I wish I knew what it was, but my guess is that she told him she loved him, and that he was going to be ok. That he was surrounded by people who loved him, and that even though it would be very different with her gone, he would be taken care of.
Shoot, for all I know, maybe she told him when Jesus was coming back. But whatever she was saying, it was over in minutes, and then within a few more minutes, my mother was with Jesus and Stephen wasn’t. He walked out of the hospital that Monday morning, and shortly after lunch we wheeled him back in with an oxygen level in the 50s. For those of you like me who aren’t medical, that’s not good. Skin looks blue at that point, and so he went into the ICU, and for the next 20 days we replayed what we had done for a weekend with mom. Pray, sing, sleep, eat, laugh, beg.
It was surreal, like the dramas that we normally buy a ticket to watch. He would improve and then decline. There would be hope and then despair. And finally, it all led to a family meeting in a cold hospital break room where we had to decide how long we’d put off what seemed so inevitable. He had pneumonia in both lungs, the doctor said. It wasn’t fatal, the doctor said. Most people recover from it, and Stephen would, too – if he wanted to, the doctor said.
Stephen didn’t want to. The next day was spent praying that he wouldn’t die on my nephew’s birthday (because who needs that for a birthday present, right?), and in one final, beautiful, giving act, my brother took his last breath just shortly past midnight on December 21, 2003 – the day after my nephew’s birthday.
I wish I could tell you that the end was peaceful and calm, that we stood around and sang hymns as my brother passed. But it wasn’t. It was hard, violent, painful. His last breath didn’t come easy, and by the time it had come we were begging him to go be with mom and Jesus as much as we had been begging him to stay with us.
And he did. I leaned over his bed and watched him as he died, and as he did, something was born in me. Never before and never since have I felt that kind of grief – the kind that opens deep ravines into the soul, the kind that in one moment can plant something so deep within us that we know we’ll never be the same again.

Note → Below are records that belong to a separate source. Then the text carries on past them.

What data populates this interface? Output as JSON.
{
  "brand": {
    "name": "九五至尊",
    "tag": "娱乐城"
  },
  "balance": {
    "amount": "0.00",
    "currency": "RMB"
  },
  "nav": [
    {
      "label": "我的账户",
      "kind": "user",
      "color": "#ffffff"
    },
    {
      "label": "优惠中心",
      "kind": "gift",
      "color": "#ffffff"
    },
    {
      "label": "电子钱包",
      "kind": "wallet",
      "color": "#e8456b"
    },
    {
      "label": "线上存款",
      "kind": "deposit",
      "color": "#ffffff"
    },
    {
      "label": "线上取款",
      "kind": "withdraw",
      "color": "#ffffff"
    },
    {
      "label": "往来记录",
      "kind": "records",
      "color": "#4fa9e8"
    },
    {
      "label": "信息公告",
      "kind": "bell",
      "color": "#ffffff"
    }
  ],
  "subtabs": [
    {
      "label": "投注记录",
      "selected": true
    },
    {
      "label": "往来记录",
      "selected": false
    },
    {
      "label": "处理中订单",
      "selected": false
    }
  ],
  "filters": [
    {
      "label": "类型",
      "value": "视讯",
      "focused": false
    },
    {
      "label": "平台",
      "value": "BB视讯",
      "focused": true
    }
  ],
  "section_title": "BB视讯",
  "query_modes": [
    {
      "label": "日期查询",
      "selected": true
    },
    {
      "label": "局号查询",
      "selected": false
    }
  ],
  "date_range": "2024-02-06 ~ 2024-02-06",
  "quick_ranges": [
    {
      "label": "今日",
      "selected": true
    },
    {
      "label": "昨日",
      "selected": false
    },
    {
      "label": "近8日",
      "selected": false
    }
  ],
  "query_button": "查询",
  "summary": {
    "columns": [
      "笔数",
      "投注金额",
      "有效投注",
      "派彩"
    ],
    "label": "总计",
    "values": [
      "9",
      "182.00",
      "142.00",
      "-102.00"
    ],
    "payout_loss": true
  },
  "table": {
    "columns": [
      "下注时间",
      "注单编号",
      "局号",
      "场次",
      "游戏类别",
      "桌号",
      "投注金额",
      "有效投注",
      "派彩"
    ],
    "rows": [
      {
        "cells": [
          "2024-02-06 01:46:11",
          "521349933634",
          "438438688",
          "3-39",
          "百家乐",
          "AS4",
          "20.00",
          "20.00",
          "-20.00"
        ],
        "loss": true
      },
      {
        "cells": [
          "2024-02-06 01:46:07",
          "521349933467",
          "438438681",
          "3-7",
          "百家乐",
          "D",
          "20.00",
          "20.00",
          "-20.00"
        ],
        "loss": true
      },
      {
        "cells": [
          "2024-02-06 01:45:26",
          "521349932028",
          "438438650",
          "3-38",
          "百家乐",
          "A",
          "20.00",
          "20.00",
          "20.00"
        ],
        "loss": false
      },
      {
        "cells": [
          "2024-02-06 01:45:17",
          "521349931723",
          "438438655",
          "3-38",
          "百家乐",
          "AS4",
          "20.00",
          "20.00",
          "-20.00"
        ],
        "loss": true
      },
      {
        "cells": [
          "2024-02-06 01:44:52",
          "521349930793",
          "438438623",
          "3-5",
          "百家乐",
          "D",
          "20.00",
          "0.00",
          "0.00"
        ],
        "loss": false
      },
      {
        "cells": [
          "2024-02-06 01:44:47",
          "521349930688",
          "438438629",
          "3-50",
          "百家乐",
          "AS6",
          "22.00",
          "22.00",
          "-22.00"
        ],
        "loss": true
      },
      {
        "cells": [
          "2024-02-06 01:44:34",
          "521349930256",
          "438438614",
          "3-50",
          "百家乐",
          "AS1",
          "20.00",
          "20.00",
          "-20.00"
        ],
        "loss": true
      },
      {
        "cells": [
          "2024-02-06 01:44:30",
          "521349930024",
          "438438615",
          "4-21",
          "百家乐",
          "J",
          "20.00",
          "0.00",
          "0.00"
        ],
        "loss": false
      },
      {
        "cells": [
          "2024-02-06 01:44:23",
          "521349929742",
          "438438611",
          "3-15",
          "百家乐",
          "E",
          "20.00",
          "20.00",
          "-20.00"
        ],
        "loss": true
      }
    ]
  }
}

There are moments that change us. They change us because they stop us, even if it is only long enough for us to think, to hurt, to cry. They can’t be stopped, or in most cases, even controlled. They come and go as they please, and leave us stuck in places we would have never believed…wondering if we will ever move, laugh, or dance again? They seem like periods, but they are more like commas, something that my 8th-grade English teacher said I didn’t understand. But I understand them better now, because one day I stared into the eyes of my brother as he died.
And the next day, I chose to live.
Of course, life is different now. In the 10 years since 2 of the most influential people I’ve ever known stepped out of my life, I’ve learned how to live “life past the comma.” I’ve found that on a night when my brother’s eyes closed, grief opened my soul so wide that God was able to plant grace and truth and hope so deep within me that it cannot be pulled out.
Life is full of moments that will either define us or refine us. And when we come to the worst days – and we meet Jesus there – he has a way of making sure that what appeared to be the end of the road is really just a bend in the road. And that, my friend, is when stopping is no longer an option, because no matter how dark the worst days may be, our best days are still ahead of us.